I don't think that you can think that your neighbors are going to be raiders simply because they don't have a garden. They may think the same about you if you don't hunt for your food. This year is the first time that I have grown a garden in a long time for personal reasons. I have allot of heirloom seeds in my deep freeze if needed. I also have a whole lot of vegetables in cans on the shelf. They have firearms, generators and hunt, it seems to me that it is a huge leap to thing that they may become raiders because they don't also garden. What do you think that THEY think about YOU?


----------



## Hemi45 (May 5, 2014)

shotlady said:


> went shopping on rodeo drive last month and wow I was the only non muslim person. I shit you not.
> not in my building- they are moving in up and down the block in large numbers. and I always fly double flags on my car. I recently put up Israel flags behind my two American flags. I know it burns their retnas  good.

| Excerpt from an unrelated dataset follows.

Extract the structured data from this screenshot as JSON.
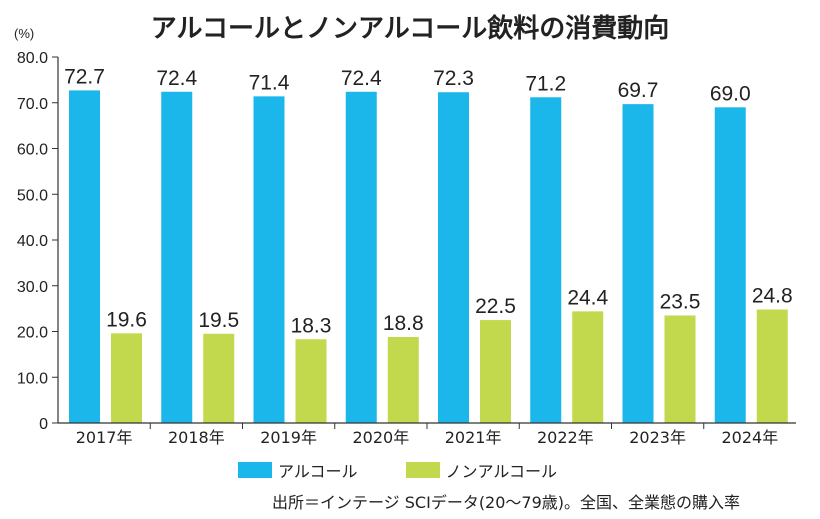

Maybe you could get one of those pot bellied pigs as a pet that were trendy several years back. Walk that little feller up and down Rodeo ... doubles as food in a pinch too


----------



## microprepper (Nov 21, 2013)

Maine-Marine said:


> Remember the ones playing bagpipes are Scots


:lol:

I thought she was going to start complaining about people from Provincetown when she said "easterners".......

But kidding aside, I had a blowout with neighbors like that. A lot of the gang activities involves American muslims who don't wear all the garb but are prison converts. I feuded with them over my garden and dog and I only recognized part of the real reason for their hostility was Islam when I tried to make peace by explaining to the father to let me introduce his family to my watch-dog,m then the dog would stop trying to run them off (we shared a duplex). The process with the dog was for me to touch a new person's hand and then let him snif it. That satisfied the dog that the person was ok and he would stand down, but the neighbor reacted with a big speech about how I was insulting his family because dogs are "unclean". I already knew there were problems with these people because when they moved in the wife introduced herself as a Christian who goes to a certain non-denom church but was wearing a rosary around her neck and I already knew the members of that church do NOT tolerate anything even remotely Catholic. (Really, there are some trying to revive the 1920's KKK around here, I met them, too.)

Anyway, I moved out of the city.The gangs are going to be heavily influenced by the embedded jihadists when the SHTF under some local excuse of a gangbanger and a cop confrontation or whatever.

Just move, that's all I can say.


----------



## LastsoundClick (Oct 24, 2013)

well I talked to a couple of them and was invited to a group meeting in the area... went to it and found out they are actually a group that works together in the neighbor hood... there is one house that works as a sort of farm house and others work on other supplies... so Im not really worried anymore and my closest neighbor is a bit of a firewood hoarder and works for a tree timming service... again I thank all of yall for your advice!


----------